The CRASH trial was a large simple controlled trial completed in 2005, in which 10,000 TBI patients with a Glasgow coma scale (GCS) ≤14 were randomized to methylprednisolone or placebo within 8 h of injury [33]. Instead of a beneficial effect, the risk of death or severe disability was found to be higher in the steroid group. These data provided the metaphorical “last nail in the coffin” for the use of steroids in the treatment of TBI [34].
NMDA-receptor antagonists
High concentrations of the excitatory neurotransmitter glutamate can destroy neurons. It has been shown that high concentrations of glutamate [100–500 μM] can induce cell death in vitro and that similar extracellular concentrations are present in the rodent brain and spinal cord during ischemia or trauma [5, 6, 7•, 8, 35]. It was therefore hypothesized that glutamate N-methyl-d-aspartate (NMDA) receptor antagonists should improve outcomes after TBI and stroke. Preliminary animal work was done in both ischemic stroke and various models of TBI. Some of the TBI models showed neuroprotective effects only if administered before injury but not following injury [36]. Several clinical trials involving NMDA receptor antagonists such as aptiganel, dextromathorphan, dizocilpine, eliprodil, gavestinel, licostinel and selfotel were initiated, only to be halted prematurely, or failed to demonstrate efficacy in clinical trials of stroke or traumatic brain injury. The results of these same trials were either inadequately reported or never reported at all in the scientific literature (aptiganel, eliprodil, and EAA). Indeed, some trial data suggested that agents in this class may in fact have had a neurotoxic effect [35].
Glutamate agonists
Glutamate receptors are highly expressed on microglia, astrocytes, as well as on neurons. Glutamate agonists have been found to inhibit caspase-dependent apoptosis in many in vitro and in vivo models. They have also been found to attenuate microglial inhibition of NADPH oxidase. Early treatment with glutamate agonists in the laboratory setting showed good neuroprotection after TBI. Fhe mGluR5 agonist, (RS)-2-chloro-5-hydroxyphenylglycine (CHPG), is neuroprotective and has anti-apoptotic properties in neuronal cell culture and microglial culture models. Loane et al. have also shown good in vivo neuroprotection results in animal models, and current clinical trials are underway [37].
The NMDA partial agonist d-cycloserine has been shown to be beneficial in animal models as well. Adeleye et al. have shown good results in a mouse study with d-cycloserine administration within 24 h of TBI [38]. The role of glutamate in TBI is interesting in that both glutamate antagonists and agonists have been shown to impart benefit in various models. In a laboratory study in rats, Fei et al. [39] found that both glutamate antagonists and agonists improved neurological severity score, reduced cerebral edema, and decreased neuronal loss following induced TBI. These opposite effects may reflect the unique sensitivity of the nervous system.

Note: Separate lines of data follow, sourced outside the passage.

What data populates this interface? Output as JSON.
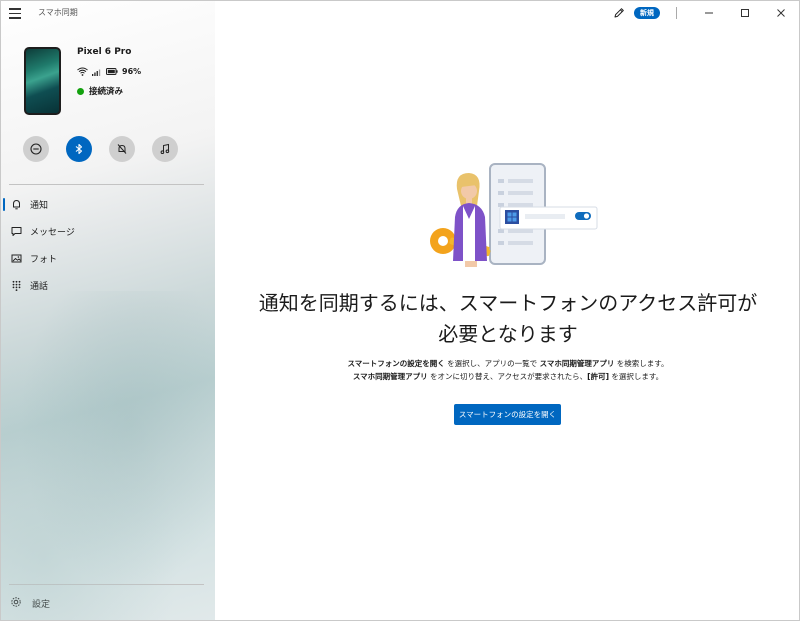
{
  "app": {
    "title": "スマホ同期"
  },
  "titlebar": {
    "new_badge": "新規"
  },
  "device": {
    "name": "Pixel 6 Pro",
    "battery": "96%",
    "status": "接続済み",
    "status_color": "#13a10e"
  },
  "quick_actions": [
    {
      "name": "do-not-disturb",
      "icon": "minus-circle-icon",
      "active": false
    },
    {
      "name": "bluetooth",
      "icon": "bluetooth-icon",
      "active": true
    },
    {
      "name": "mute",
      "icon": "bell-off-icon",
      "active": false
    },
    {
      "name": "audio",
      "icon": "music-note-icon",
      "active": false
    }
  ],
  "nav": {
    "items": [
      {
        "label": "通知",
        "icon": "bell-icon",
        "selected": true
      },
      {
        "label": "メッセージ",
        "icon": "chat-icon",
        "selected": false
      },
      {
        "label": "フォト",
        "icon": "image-icon",
        "selected": false
      },
      {
        "label": "通話",
        "icon": "dialpad-icon",
        "selected": false
      }
    ],
    "settings_label": "設定"
  },
  "main": {
    "headline_line1": "通知を同期するには、スマートフォンのアクセス許可が",
    "headline_line2": "必要となります",
    "instr1": {
      "b1": "スマートフォンの設定を開く",
      "t1": " を選択し、アプリの一覧で ",
      "b2": "スマホ同期管理アプリ",
      "t2": " を検索します。"
    },
    "instr2": {
      "b1": "スマホ同期管理アプリ",
      "t1": " をオンに切り替え、アクセスが要求されたら、",
      "b2": "[許可]",
      "t2": " を選択します。"
    },
    "button": "スマートフォンの設定を開く"
  },
  "colors": {
    "accent": "#0067c0"
  }
}
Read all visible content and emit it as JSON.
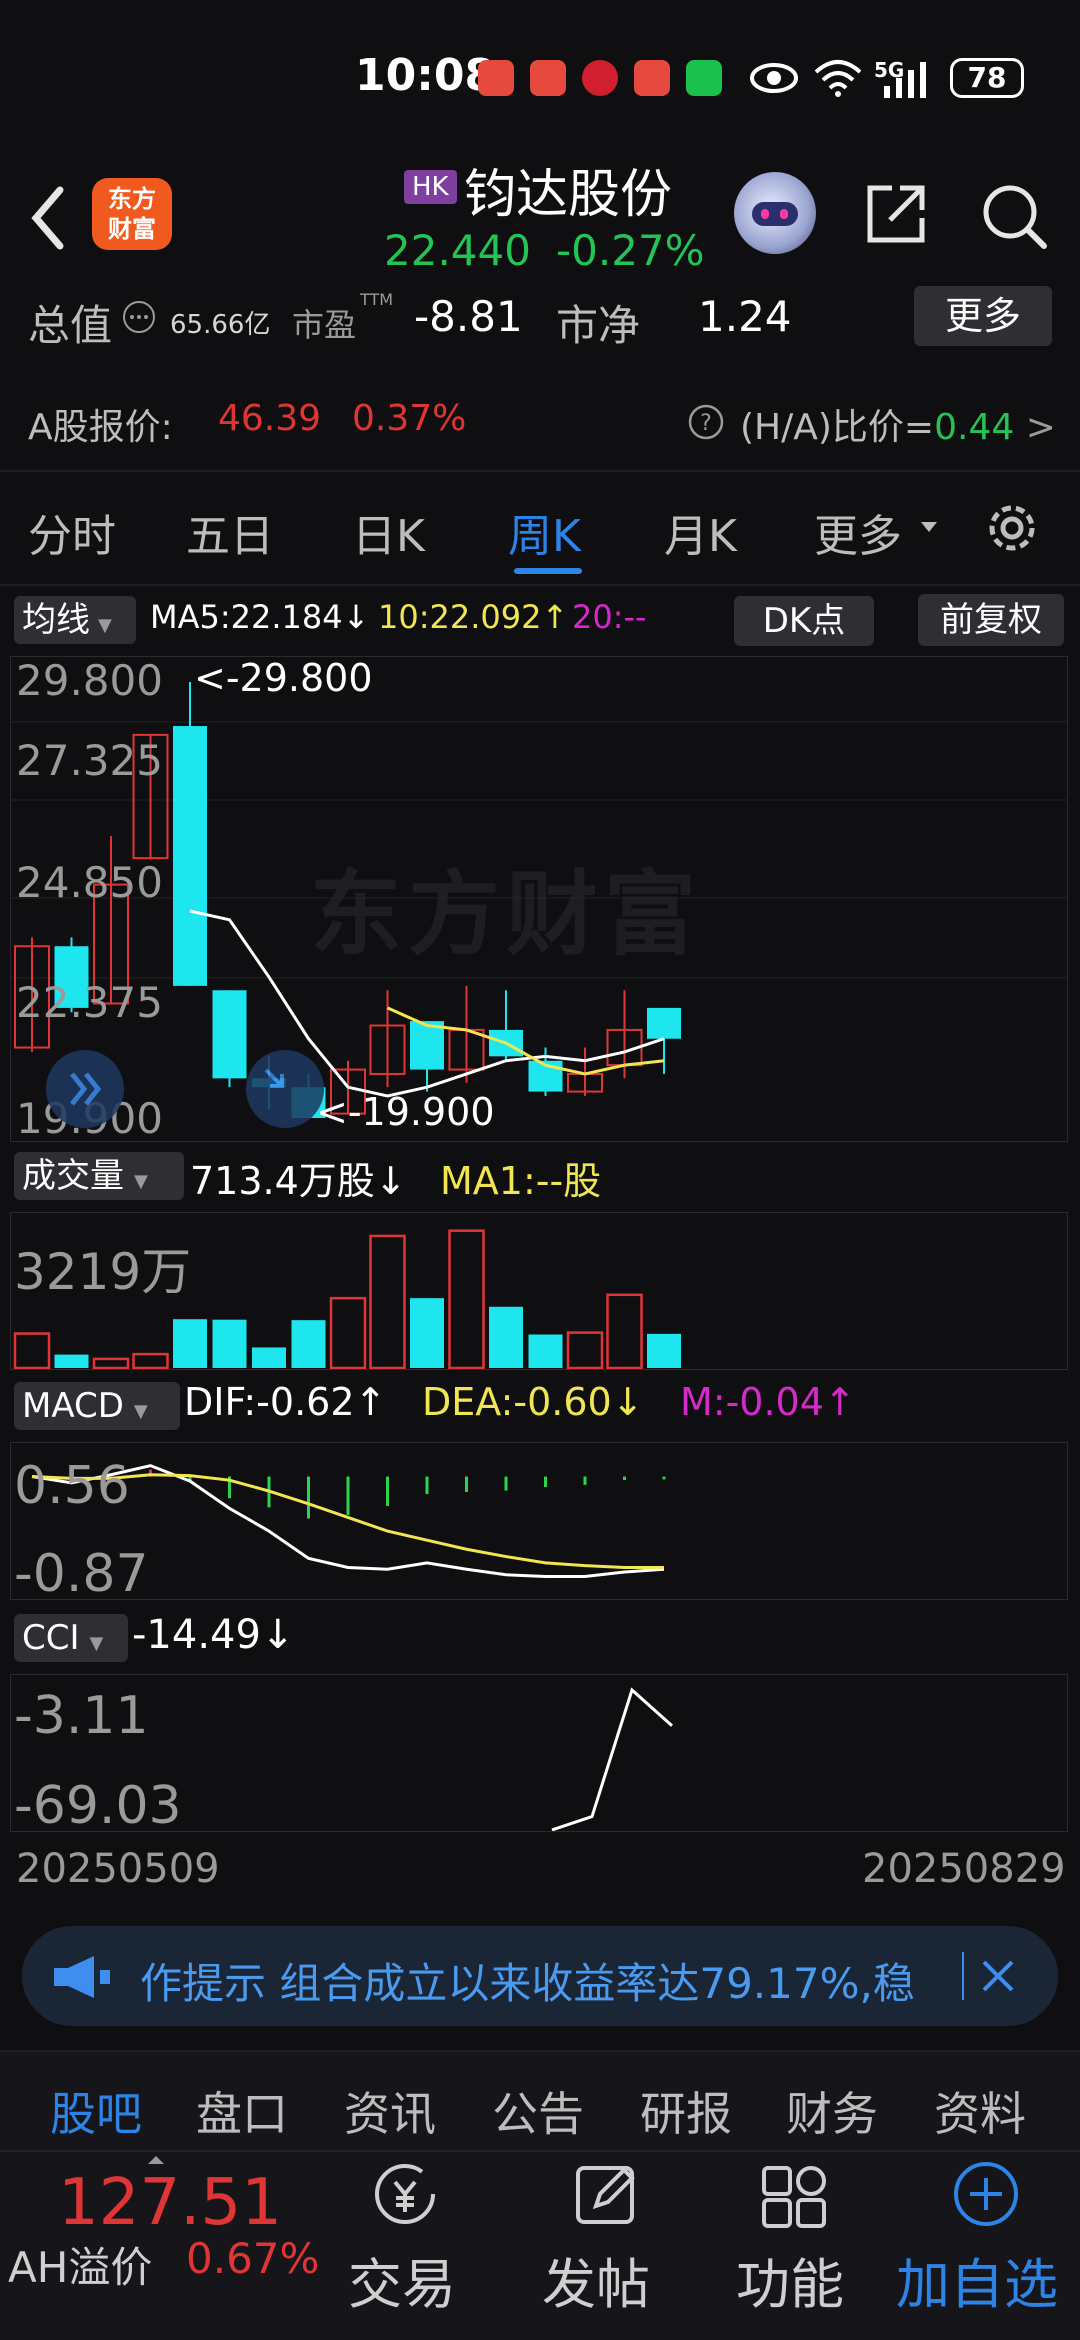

Oxygen free-radical scavengers
A multicenter double-blinded randomized trial involving two different doses of pegorgotein vs. placebo following TBI was conducted in the mid-1990s [40]. Four hundred sixty-three patients were enrolled, and there was no statistically significant difference between the two groups in neurologic outcome or mortality at 3 or 6 months after TBI. Post hoc analysis of patients with GCS > 3 showed a trend toward favorable outcomes in patients who were given the lower dose of pegorgotein (10,000 units/kg), though this difference was not significant. The trial itself was underpowered, given the three different treatment arms, but despite this and the potentially favorable outcomes, pegorgotein was ultimately abandoned as a treatment for TBI.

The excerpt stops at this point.